DESIGN, SYNTHESIS, CHARACTERIZATION OF NEW PYRIMIDINES DERIVED FROM CHALCONES AND STUDIES THEIR ANTIMICROBIAL ACTIVITIES

Many new 2,4,6-substituted pyrimidines namely 4(substituted)phenyl-6-(p-chlorophenyl or p-nitrophenyl)-2- oxo(1H)pyrimidines, 4(substituted)phenyl-6-(p-chlorophenyl or p-nitrophenyl)-2-imino(1H)pyrimidiens and 4(substituted)phenyl-6-(p-chlorophenyl or p-nitrophenyl)-2-thioxo(1H)-pyrimidines, with substituents pbenzenesulphonamido, p-uriedo, p(4',N-methylaminophenyl)azo were synthesized. All synthesised pyrimindines were characterized by its melting points FTIR, 1HNMR, and 13C NMR and Mass spectral analysis.

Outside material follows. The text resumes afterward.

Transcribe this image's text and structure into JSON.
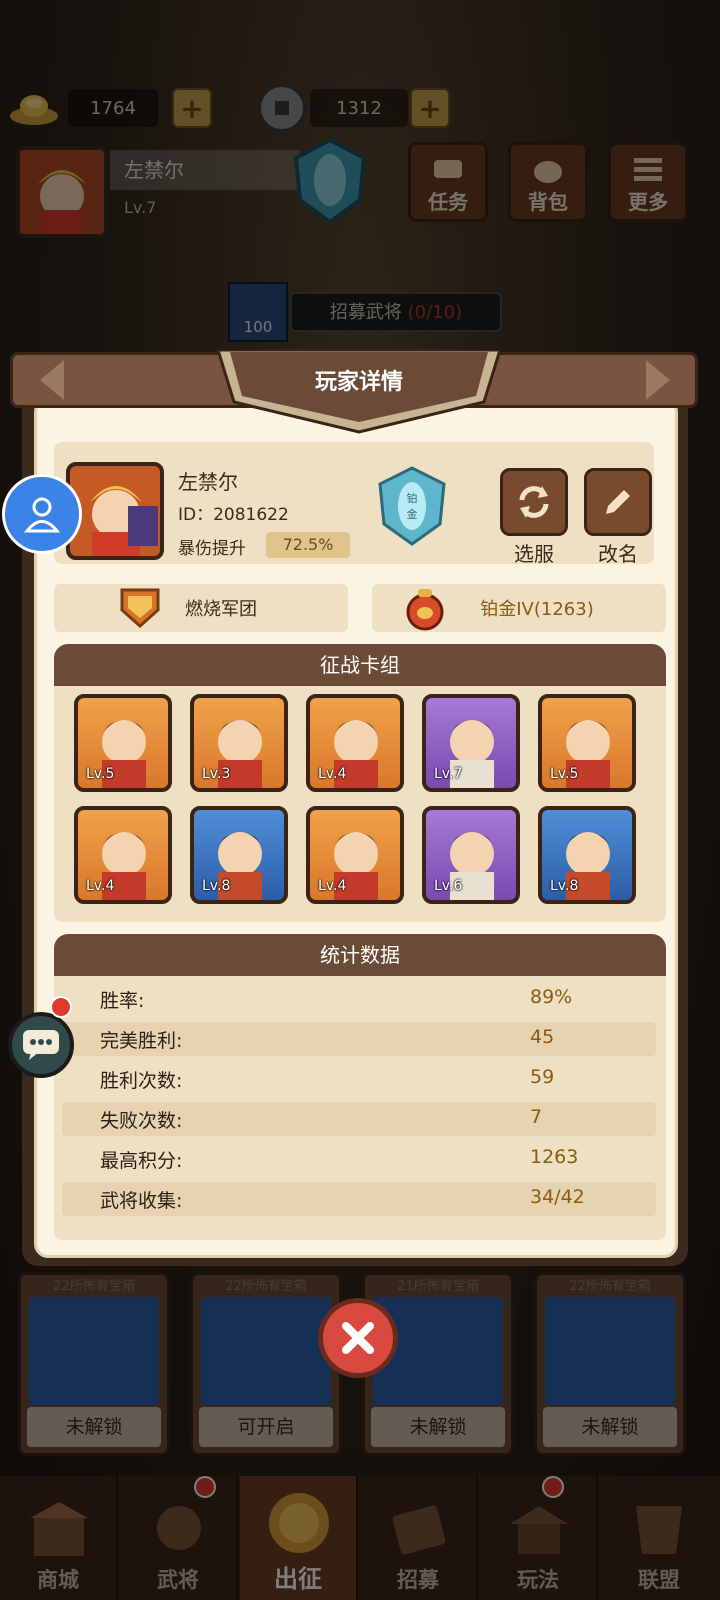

Antimicrobial activities of all synthesised pyrimidines were examined against Gram-Ve (Serratia marcescens, pseucomonas aeroginosa), G+Ve bacteria (Staphylococcus aureus and streptococcus pyogenes) and (candida albicans) fungi in comparism with Cephalexin, Amoxicillin, and Tetracycline, Lincomycin pharmaceutical antibioticis, Nystatine and Flucanazole antifungal treatments. Results showed good antibacterial effect, much better than antibiotics used in these studies, specially that pyrimidines containing imino and thioxo in postions-2. All synthesised pyrimidines showed very good inhibition effect against candida albicance fungi, specially that pyrimidines containing N-methylphenylazophenyl group at position-4.